State capitol building in Montgomery, Alabama, at night

Special to the
Opelika Observer

Sen. Doug Jones (D-Ala.) released the statement below on the news that the House of Representatives has passed its version of the Fiscal Year 2020 National Defense Authorization Act, which included his bipartisan legislation to eliminate the Military Widow’s Tax.
Senator Jones has continuously engaged his House counterparts at the leadership and committee level to ensure support for the legislation and its inclusion in the House version of the NDAA.
“By passing this bill, the House of Representatives has taken an important step forward toward eliminating the Military Widow’s Tax once and for all. It’s long past time that Congress does its duty to these families and repeals this unfair law,” Jones said, who is a member of the Senate Armed Services Committee. “I will continue to do everything I can to ensure this bill makes it in to the final defense bill so we can finally get this done for our Gold Star families.”

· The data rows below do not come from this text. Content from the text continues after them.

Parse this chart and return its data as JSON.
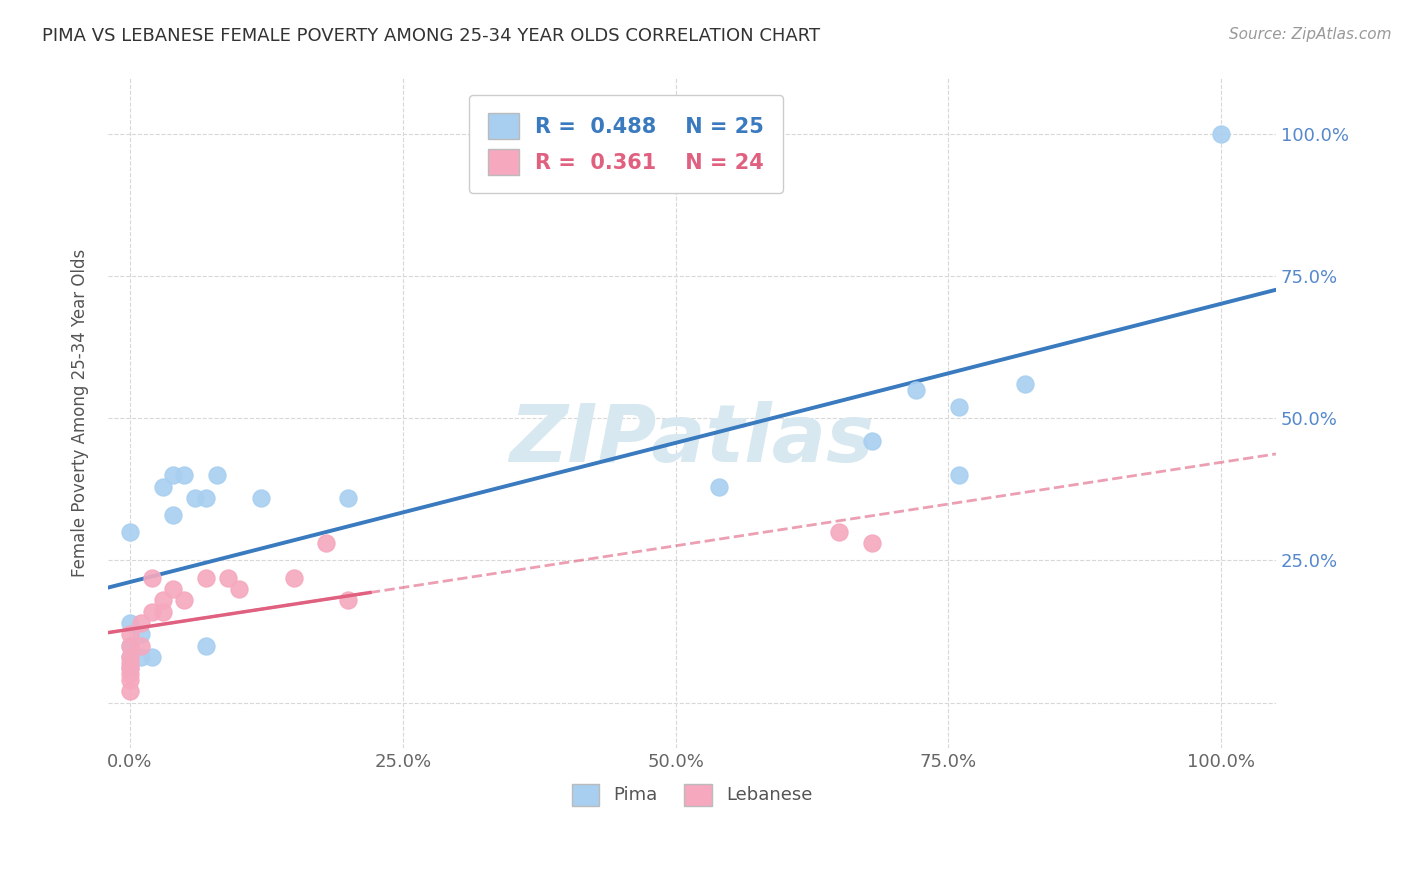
{
  "title": "PIMA VS LEBANESE FEMALE POVERTY AMONG 25-34 YEAR OLDS CORRELATION CHART",
  "source": "Source: ZipAtlas.com",
  "ylabel": "Female Poverty Among 25-34 Year Olds",
  "watermark": "ZIPatlas",
  "pima_R": "0.488",
  "pima_N": "25",
  "lebanese_R": "0.361",
  "lebanese_N": "24",
  "pima_color": "#a8cff0",
  "lebanese_color": "#f5a8be",
  "trend_pima_color": "#3a7abf",
  "trend_lebanese_color": "#e06080",
  "pima_scatter": [
    [
      0.0,
      0.3
    ],
    [
      0.0,
      0.1
    ],
    [
      0.0,
      0.14
    ],
    [
      0.0,
      0.08
    ],
    [
      0.0,
      0.06
    ],
    [
      0.01,
      0.08
    ],
    [
      0.01,
      0.12
    ],
    [
      0.02,
      0.08
    ],
    [
      0.03,
      0.38
    ],
    [
      0.04,
      0.4
    ],
    [
      0.04,
      0.33
    ],
    [
      0.05,
      0.4
    ],
    [
      0.06,
      0.36
    ],
    [
      0.07,
      0.36
    ],
    [
      0.07,
      0.1
    ],
    [
      0.08,
      0.4
    ],
    [
      0.12,
      0.36
    ],
    [
      0.2,
      0.36
    ],
    [
      0.54,
      0.38
    ],
    [
      0.68,
      0.46
    ],
    [
      0.72,
      0.55
    ],
    [
      0.76,
      0.52
    ],
    [
      0.76,
      0.4
    ],
    [
      0.82,
      0.56
    ],
    [
      1.0,
      1.0
    ]
  ],
  "lebanese_scatter": [
    [
      0.0,
      0.02
    ],
    [
      0.0,
      0.04
    ],
    [
      0.0,
      0.05
    ],
    [
      0.0,
      0.06
    ],
    [
      0.0,
      0.07
    ],
    [
      0.0,
      0.08
    ],
    [
      0.0,
      0.1
    ],
    [
      0.0,
      0.12
    ],
    [
      0.01,
      0.1
    ],
    [
      0.01,
      0.14
    ],
    [
      0.02,
      0.16
    ],
    [
      0.02,
      0.22
    ],
    [
      0.03,
      0.16
    ],
    [
      0.03,
      0.18
    ],
    [
      0.04,
      0.2
    ],
    [
      0.05,
      0.18
    ],
    [
      0.07,
      0.22
    ],
    [
      0.09,
      0.22
    ],
    [
      0.1,
      0.2
    ],
    [
      0.15,
      0.22
    ],
    [
      0.18,
      0.28
    ],
    [
      0.2,
      0.18
    ],
    [
      0.65,
      0.3
    ],
    [
      0.68,
      0.28
    ]
  ],
  "xmin": -0.02,
  "xmax": 1.05,
  "ymin": -0.08,
  "ymax": 1.1,
  "xticks": [
    0.0,
    0.25,
    0.5,
    0.75,
    1.0
  ],
  "yticks": [
    0.0,
    0.25,
    0.5,
    0.75,
    1.0
  ],
  "xticklabels": [
    "0.0%",
    "25.0%",
    "50.0%",
    "75.0%",
    "100.0%"
  ],
  "right_yticklabels": [
    "",
    "25.0%",
    "50.0%",
    "75.0%",
    "100.0%"
  ],
  "background_color": "#ffffff",
  "grid_color": "#d8d8d8"
}
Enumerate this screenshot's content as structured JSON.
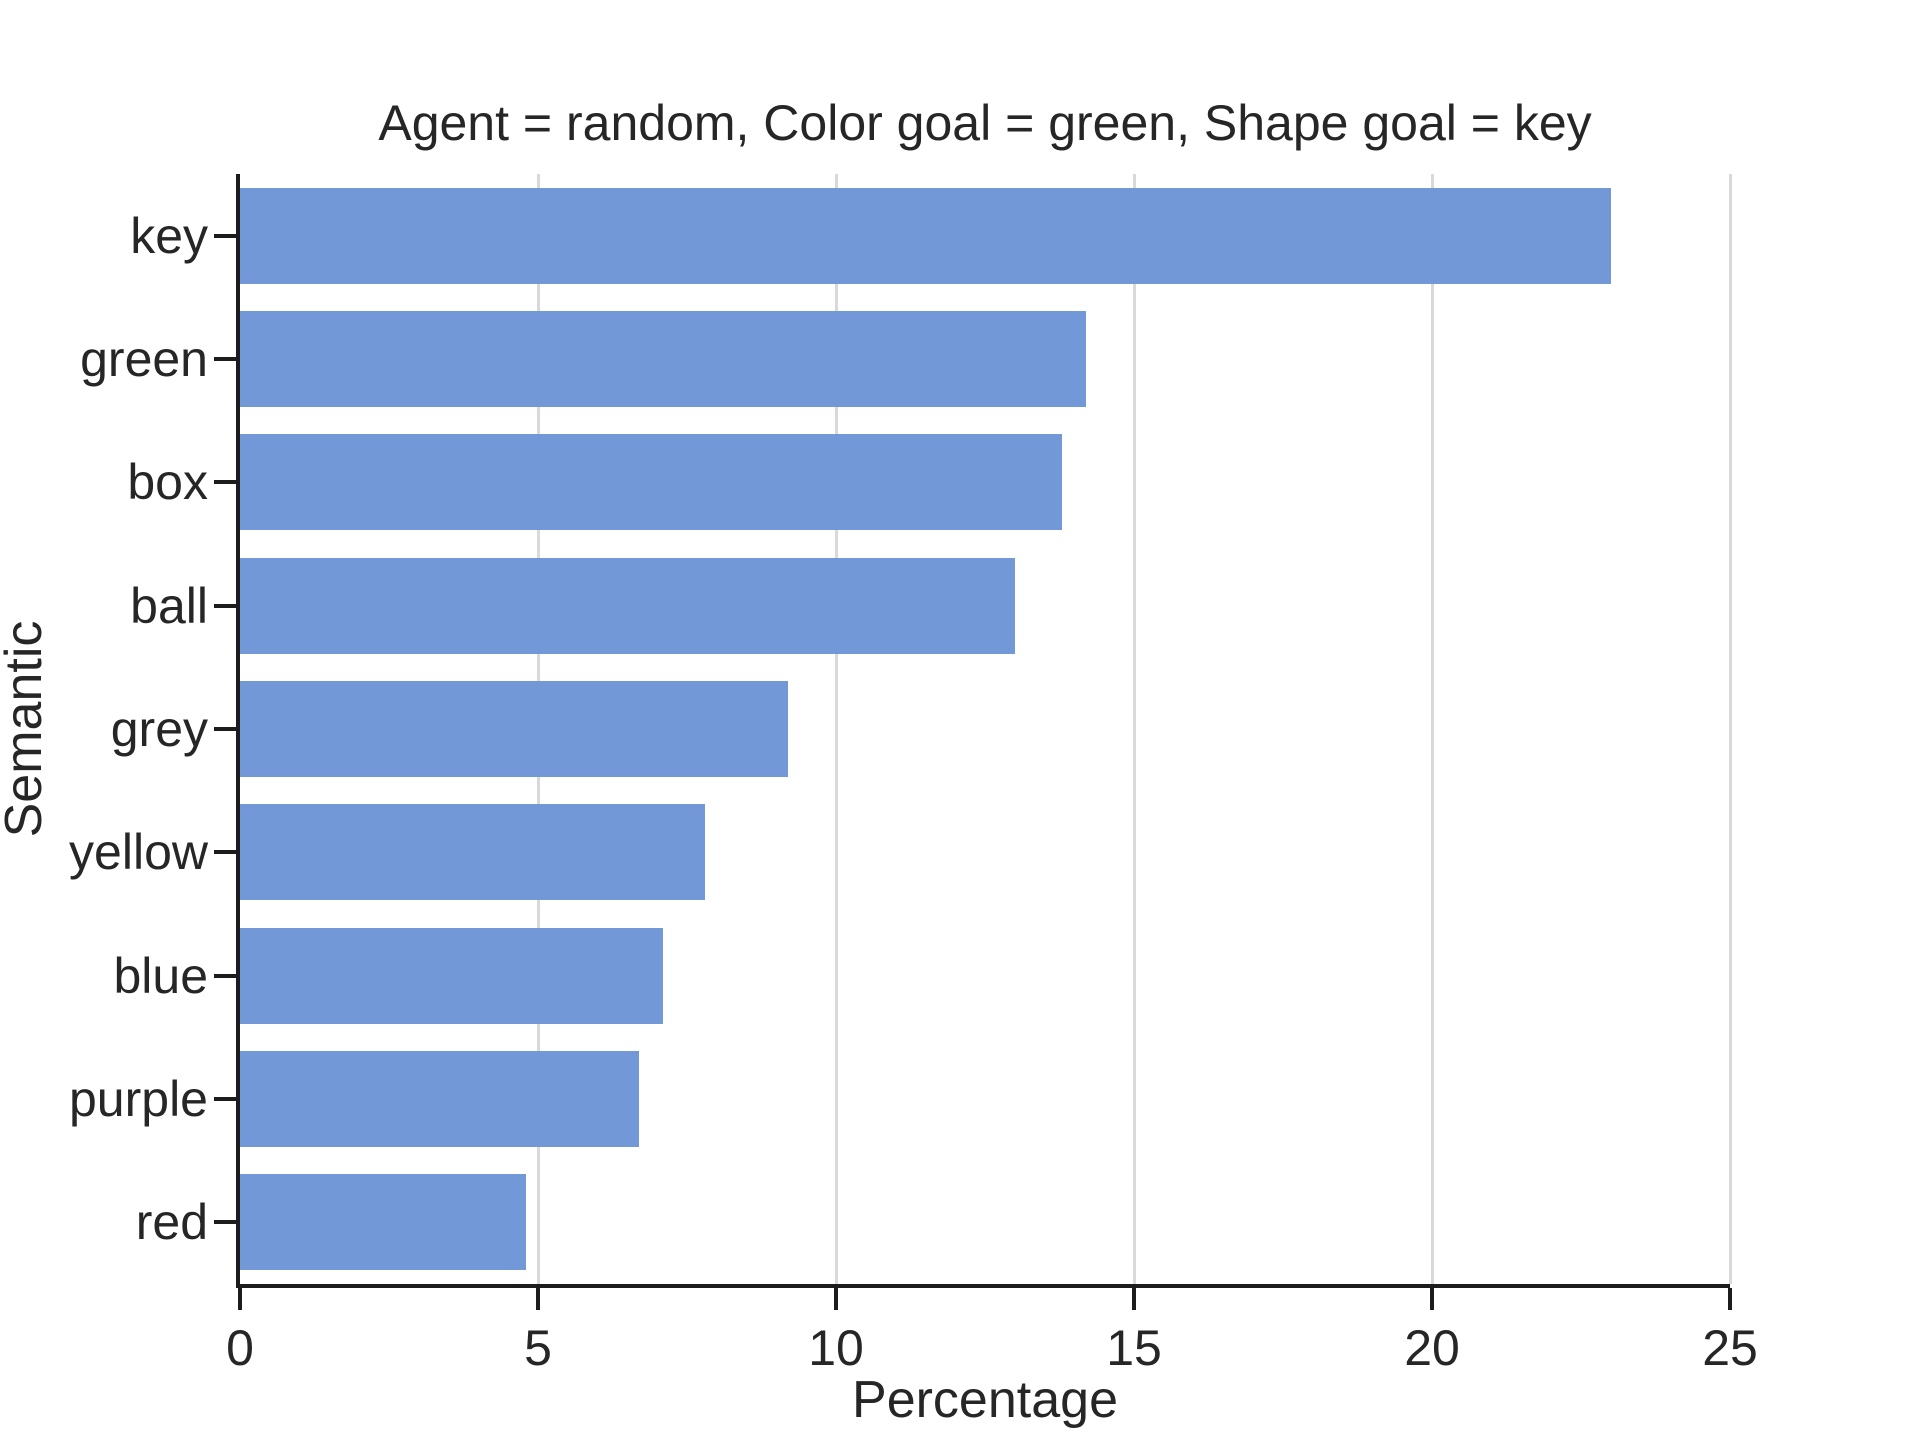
{
  "figure": {
    "title": "Agent = random, Color goal = green, Shape goal = key",
    "xlabel": "Percentage",
    "ylabel": "Semantic"
  },
  "chart_data": {
    "type": "bar",
    "orientation": "horizontal",
    "title": "Agent = random, Color goal = green, Shape goal = key",
    "xlabel": "Percentage",
    "ylabel": "Semantic",
    "categories": [
      "key",
      "green",
      "box",
      "ball",
      "grey",
      "yellow",
      "blue",
      "purple",
      "red"
    ],
    "values": [
      23.0,
      14.2,
      13.8,
      13.0,
      9.2,
      7.8,
      7.1,
      6.7,
      4.8
    ],
    "xlim": [
      0,
      25
    ],
    "xticks": [
      0,
      5,
      10,
      15,
      20,
      25
    ],
    "xtick_labels": [
      "0",
      "5",
      "10",
      "15",
      "20",
      "25"
    ],
    "grid": true,
    "legend": false,
    "bar_color": "#7398d8",
    "grid_color": "#d9d9d9",
    "axis_color": "#1c1c1c",
    "text_color": "#262626"
  }
}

The bill now heads to conference committee, where the discrepancies in the Senate and House versions of the bills will be reconciled. The conference bill will then need final approval in both the Senate and the House before it can go to the President to be signed into law.
Legislation to repeal the Military Widow’s Tax has been repeatedly introduced in the Senate during the last 18 years, but has reached an unprecedented level of support under Senator Jones’s leadership. With Senator Jones as the lead sponsor, the bill has earned a record-high of 75 cosponsors in the Senate.
If signed into law, this legislation will repeal the unfair law that prevents as many as 65,000 surviving military spouses nationwide from receiving their full Department of Defense and Veterans Affairs survivor benefits. Currently, military widows and widowers who qualify for the VA’s Dependency and Indemnity Compensation are forced to take prorated annuities from the Survivors Benefits Plan, even though they elected to pay into the program.